Six years after Haiti was devastated by a magnitude-seven earthquake, the government seismologist who predicted it warns little has been done to protect people in the likely event of a repeat disaster.
Claude Prepetit, the chief seismologist at the Bureau of Mines, says the risk of a major earthquake remains as high today as it was on January 12, 2010, when more than 200,000 people died in a catastrophic event that leveled much of the Haitian capital.

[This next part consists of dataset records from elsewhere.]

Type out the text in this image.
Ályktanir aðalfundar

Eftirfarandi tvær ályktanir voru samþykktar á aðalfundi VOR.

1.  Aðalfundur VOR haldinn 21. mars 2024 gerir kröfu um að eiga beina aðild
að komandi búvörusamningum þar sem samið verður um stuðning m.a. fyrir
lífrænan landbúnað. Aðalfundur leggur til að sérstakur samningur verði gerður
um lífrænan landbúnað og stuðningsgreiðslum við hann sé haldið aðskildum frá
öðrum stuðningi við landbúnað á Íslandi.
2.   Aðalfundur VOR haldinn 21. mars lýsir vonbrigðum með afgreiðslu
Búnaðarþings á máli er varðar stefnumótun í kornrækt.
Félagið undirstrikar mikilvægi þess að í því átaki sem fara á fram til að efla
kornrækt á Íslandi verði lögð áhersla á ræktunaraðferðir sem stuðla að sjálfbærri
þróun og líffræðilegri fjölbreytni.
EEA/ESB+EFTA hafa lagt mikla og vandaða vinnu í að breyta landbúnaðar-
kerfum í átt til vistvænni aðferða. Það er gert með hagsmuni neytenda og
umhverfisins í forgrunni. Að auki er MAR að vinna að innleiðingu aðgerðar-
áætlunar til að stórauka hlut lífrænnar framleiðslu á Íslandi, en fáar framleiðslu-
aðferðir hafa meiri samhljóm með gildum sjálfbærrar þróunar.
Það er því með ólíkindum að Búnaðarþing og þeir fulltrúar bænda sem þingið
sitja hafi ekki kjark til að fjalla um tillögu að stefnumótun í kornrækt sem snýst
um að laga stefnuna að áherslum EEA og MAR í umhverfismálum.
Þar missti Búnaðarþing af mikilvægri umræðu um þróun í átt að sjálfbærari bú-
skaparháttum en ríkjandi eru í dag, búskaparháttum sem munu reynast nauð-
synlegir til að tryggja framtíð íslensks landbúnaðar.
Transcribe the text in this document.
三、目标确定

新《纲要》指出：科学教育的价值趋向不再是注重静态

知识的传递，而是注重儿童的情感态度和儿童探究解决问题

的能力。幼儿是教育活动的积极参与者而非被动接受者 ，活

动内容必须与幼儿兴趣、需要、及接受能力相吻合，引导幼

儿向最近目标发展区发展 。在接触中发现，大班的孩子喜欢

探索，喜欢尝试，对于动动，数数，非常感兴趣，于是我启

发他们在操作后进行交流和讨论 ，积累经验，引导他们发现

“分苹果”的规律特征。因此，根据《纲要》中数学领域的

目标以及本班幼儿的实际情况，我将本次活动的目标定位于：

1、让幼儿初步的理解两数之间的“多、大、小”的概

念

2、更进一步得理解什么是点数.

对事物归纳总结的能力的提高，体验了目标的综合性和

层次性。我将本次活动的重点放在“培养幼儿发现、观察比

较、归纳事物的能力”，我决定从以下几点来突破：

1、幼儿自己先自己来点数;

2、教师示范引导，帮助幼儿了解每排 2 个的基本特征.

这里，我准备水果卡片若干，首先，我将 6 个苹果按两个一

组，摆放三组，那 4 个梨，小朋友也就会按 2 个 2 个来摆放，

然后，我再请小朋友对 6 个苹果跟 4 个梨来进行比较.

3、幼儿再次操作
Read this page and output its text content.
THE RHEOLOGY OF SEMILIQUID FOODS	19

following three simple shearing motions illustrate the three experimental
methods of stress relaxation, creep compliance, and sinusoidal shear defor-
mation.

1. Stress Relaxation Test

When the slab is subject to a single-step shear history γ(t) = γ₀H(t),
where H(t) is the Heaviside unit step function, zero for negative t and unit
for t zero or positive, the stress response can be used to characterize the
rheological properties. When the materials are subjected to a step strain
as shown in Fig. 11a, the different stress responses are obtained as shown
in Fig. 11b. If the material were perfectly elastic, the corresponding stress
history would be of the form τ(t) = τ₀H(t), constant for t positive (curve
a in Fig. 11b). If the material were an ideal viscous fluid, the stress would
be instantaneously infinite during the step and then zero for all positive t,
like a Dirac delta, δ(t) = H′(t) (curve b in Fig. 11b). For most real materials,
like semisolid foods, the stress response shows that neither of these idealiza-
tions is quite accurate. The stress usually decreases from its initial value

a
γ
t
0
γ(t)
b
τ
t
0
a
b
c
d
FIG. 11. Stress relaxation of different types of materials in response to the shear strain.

While the poorest country in the Americas has since been studied and carefully mapped by seismologists, authorities have done little to translate what’s been learned into practical measures to limit the effects of another quake, he said.
“This is where the problem lies,” Prepetit said in an interview with AFP. “There has been a construction code in Haiti since 2012, but who is in charge of enforcing it?”
Many of the deaths in the 2010 quake were attributed to poor construction that failed to withstand the force of the quake.
“It’s necessary to move to an operational phase because the point of our studies is to reduce the population’s vulnerability. It is to avoid that there be 300,000 deaths in the next earthquake,” he said.
“Yet in the past six years, very few actions and decisions have been taken,” he said.
Prepetit, who had calculated that Haiti faced a threat of a 7.2-magnitude quake before the big one hit, said much more is known about the earthquake risks in Haiti today than in 2010.
Seismologists have conducted detailed studies of the capital Port-au-Prince and the country’s other regions.
They have produced zone-by-zone maps of the densely packed capital to show where it is safe to rebuild.
They have also established 130 sites around the country that use GPS satellites to closely monitor movements of the ground.
Action lags
But, he said, “The operational translation of this scientific information has not been accomplished yet.”
“Local communities should appropriate this data because it is the city halls that issue construction permits. But to be blunt, they have not acted, they have not educated the population.”
Prepetit suggested it is only a matter of time before the Caribbean country experiences another major quake.
He said the studies conducted since 2010 have revealed that the quake originated not with a known major fault in the south as initially believed, but with a previously unknown fault.
“So the energy on the southern fault line is still intact and has increased over the past six years. It could be released at any moment,” he warned.
He said Haiti could experience 7.8 magnitude quakes in another high-risk area in the country’s densely populated north, or a 7.2-magnitude event on faults in its southern peninsula.
“It is quite frustrating to launch alerts and not see reactions because our aim is not to make beautiful maps but, as citizens, to see that measures are taken to limit the damage.”